Jacinda Ardern appeared on the BBC's Sunday programme alongside political correspondent Laura Kuenssberg Photo / BBC
Prime Minister Jacinda Ardern says while it might not happen quickly, she believes Aotearoa will become a republic in her lifetime.
Speaking to BBC News while in London for the state funeral of Queen Elizabeth II, Ardern said there would be an evolution in the relationship between the United Kingdom and Aotearoa.
"I don’t believe that it will be quick or soon, but over the course of my lifetime,” Ardern said.
Rumblings over the monarchy and its place as a colonial power have accelerated since the passing of Queen Elizabeth II just 10 days ago on September 8.
PM Jacinda Ardern tells the BBC she believes Aotearoa will become a republic 'over the course of her lifetime'.
Te Pāti Māori co-leader Rawiri Waititi has renewed calls for Aotearoa to 'divorce' itself from the monarchy.
Academics like Te Matahiapo Safari Hynes have questioned what such a move would mean for te tiriti o Waitangi, and if tauiwi should even be afforded a vote were a referendum held on the issue.
"If we made an impulsive decision to become a republic tomorrow, then who is the Treaty relationship with?" Hynes wrote last week.

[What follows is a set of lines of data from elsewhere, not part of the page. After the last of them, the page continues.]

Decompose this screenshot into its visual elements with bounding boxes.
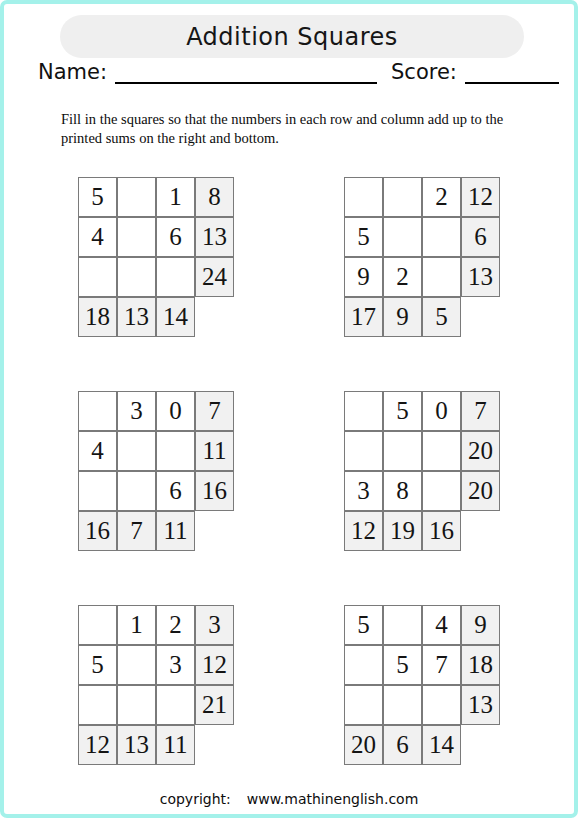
given-number-cell: 4 — [78, 431, 117, 471]
empty-corner-cell — [461, 511, 500, 551]
empty-corner-cell — [195, 511, 234, 551]
row-sum-cell: 21 — [195, 685, 234, 725]
col-sum-cell: 13 — [117, 725, 156, 765]
answer-cell[interactable] — [78, 257, 117, 297]
page-title: Addition Squares — [186, 23, 398, 51]
col-sum-cell: 6 — [383, 725, 422, 765]
row-sum-cell: 13 — [195, 217, 234, 257]
row-sum-cell: 3 — [195, 605, 234, 645]
answer-cell[interactable] — [117, 177, 156, 217]
answer-cell[interactable] — [422, 257, 461, 297]
given-number-cell: 5 — [383, 645, 422, 685]
empty-corner-cell — [195, 297, 234, 337]
answer-cell[interactable] — [344, 685, 383, 725]
col-sum-cell: 14 — [156, 297, 195, 337]
addition-square-grid-5: 123531221121311 — [78, 605, 234, 765]
given-number-cell: 7 — [422, 645, 461, 685]
col-sum-cell: 5 — [422, 297, 461, 337]
answer-cell[interactable] — [78, 391, 117, 431]
answer-cell[interactable] — [422, 471, 461, 511]
answer-cell[interactable] — [422, 685, 461, 725]
given-number-cell: 3 — [344, 471, 383, 511]
col-sum-cell: 16 — [78, 511, 117, 551]
col-sum-cell: 17 — [344, 297, 383, 337]
given-number-cell: 3 — [117, 391, 156, 431]
addition-square-grid-1: 518461324181314 — [78, 177, 234, 337]
copyright-label: copyright: — [160, 791, 231, 807]
name-score-row: Name: Score: — [38, 60, 559, 84]
row-sum-cell: 6 — [461, 217, 500, 257]
col-sum-cell: 11 — [156, 725, 195, 765]
col-sum-cell: 11 — [156, 511, 195, 551]
answer-cell[interactable] — [344, 391, 383, 431]
answer-cell[interactable] — [78, 605, 117, 645]
answer-cell[interactable] — [156, 685, 195, 725]
addition-square-grid-2: 2125692131795 — [344, 177, 500, 337]
answer-cell[interactable] — [78, 471, 117, 511]
row-sum-cell: 9 — [461, 605, 500, 645]
answer-cell[interactable] — [117, 431, 156, 471]
given-number-cell: 3 — [156, 645, 195, 685]
addition-square-grid-6: 54957181320614 — [344, 605, 500, 765]
row-sum-cell: 20 — [461, 471, 500, 511]
col-sum-cell: 13 — [117, 297, 156, 337]
row-sum-cell: 13 — [461, 685, 500, 725]
given-number-cell: 2 — [422, 177, 461, 217]
name-input-line[interactable] — [115, 60, 377, 84]
answer-cell[interactable] — [383, 177, 422, 217]
given-number-cell: 2 — [156, 605, 195, 645]
answer-cell[interactable] — [422, 431, 461, 471]
col-sum-cell: 12 — [78, 725, 117, 765]
instructions: Fill in the squares so that the numbers … — [61, 110, 503, 147]
answer-cell[interactable] — [117, 257, 156, 297]
instructions-line-2: printed sums on the right and bottom. — [61, 129, 503, 148]
given-number-cell: 0 — [156, 391, 195, 431]
answer-cell[interactable] — [383, 217, 422, 257]
row-sum-cell: 20 — [461, 431, 500, 471]
answer-cell[interactable] — [117, 471, 156, 511]
name-label: Name: — [38, 60, 107, 84]
score-input-line[interactable] — [465, 60, 559, 84]
row-sum-cell: 12 — [461, 177, 500, 217]
row-sum-cell: 7 — [195, 391, 234, 431]
empty-corner-cell — [195, 725, 234, 765]
answer-cell[interactable] — [344, 645, 383, 685]
given-number-cell: 9 — [344, 257, 383, 297]
empty-corner-cell — [461, 725, 500, 765]
addition-square-grid-3: 30741161616711 — [78, 391, 234, 551]
title-banner: Addition Squares — [60, 15, 524, 58]
row-sum-cell: 16 — [195, 471, 234, 511]
score-label: Score: — [391, 60, 457, 84]
given-number-cell: 4 — [78, 217, 117, 257]
col-sum-cell: 18 — [78, 297, 117, 337]
row-sum-cell: 7 — [461, 391, 500, 431]
answer-cell[interactable] — [156, 257, 195, 297]
answer-cell[interactable] — [383, 605, 422, 645]
given-number-cell: 6 — [156, 217, 195, 257]
footer: copyright: www.mathinenglish.com — [4, 791, 574, 807]
empty-corner-cell — [461, 297, 500, 337]
given-number-cell: 0 — [422, 391, 461, 431]
answer-cell[interactable] — [344, 177, 383, 217]
row-sum-cell: 18 — [461, 645, 500, 685]
instructions-line-1: Fill in the squares so that the numbers … — [61, 110, 503, 129]
site-url: www.mathinenglish.com — [247, 791, 419, 807]
given-number-cell: 8 — [383, 471, 422, 511]
given-number-cell: 5 — [78, 177, 117, 217]
answer-cell[interactable] — [383, 685, 422, 725]
worksheet-page: Addition Squares Name: Score: Fill in th… — [0, 0, 578, 818]
row-sum-cell: 8 — [195, 177, 234, 217]
answer-cell[interactable] — [117, 645, 156, 685]
given-number-cell: 1 — [117, 605, 156, 645]
answer-cell[interactable] — [156, 431, 195, 471]
col-sum-cell: 12 — [344, 511, 383, 551]
answer-cell[interactable] — [117, 217, 156, 257]
col-sum-cell: 20 — [344, 725, 383, 765]
given-number-cell: 4 — [422, 605, 461, 645]
col-sum-cell: 9 — [383, 297, 422, 337]
answer-cell[interactable] — [422, 217, 461, 257]
given-number-cell: 5 — [78, 645, 117, 685]
addition-square-grid-4: 507203820121916 — [344, 391, 500, 551]
answer-cell[interactable] — [78, 685, 117, 725]
given-number-cell: 5 — [383, 391, 422, 431]
given-number-cell: 2 — [383, 257, 422, 297]
given-number-cell: 5 — [344, 605, 383, 645]
answer-cell[interactable] — [383, 431, 422, 471]
col-sum-cell: 16 — [422, 511, 461, 551]
row-sum-cell: 13 — [461, 257, 500, 297]
col-sum-cell: 19 — [383, 511, 422, 551]
col-sum-cell: 14 — [422, 725, 461, 765]
col-sum-cell: 7 — [117, 511, 156, 551]
answer-cell[interactable] — [117, 685, 156, 725]
row-sum-cell: 12 — [195, 645, 234, 685]
given-number-cell: 6 — [156, 471, 195, 511]
given-number-cell: 1 — [156, 177, 195, 217]
answer-cell[interactable] — [344, 431, 383, 471]
row-sum-cell: 24 — [195, 257, 234, 297]
given-number-cell: 5 — [344, 217, 383, 257]
row-sum-cell: 11 — [195, 431, 234, 471]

The republic debate was part of a broader discussions where Ardern spoke about previous engagements with Queen Elizabeth II, Ardern said the Queen offered simple, but direct advice on how to raise children while juggling leadership.
"I remember she just said, 'you just get on with it', and that was actually probably the best and most, I think factual advice I could have." Ardern said.
Ardern conceded the treaty as a constitutional document, meant New Zealand's road to a republic would be more complex than for other nations.
A referendum was not a process she had 'any intention to instigate'.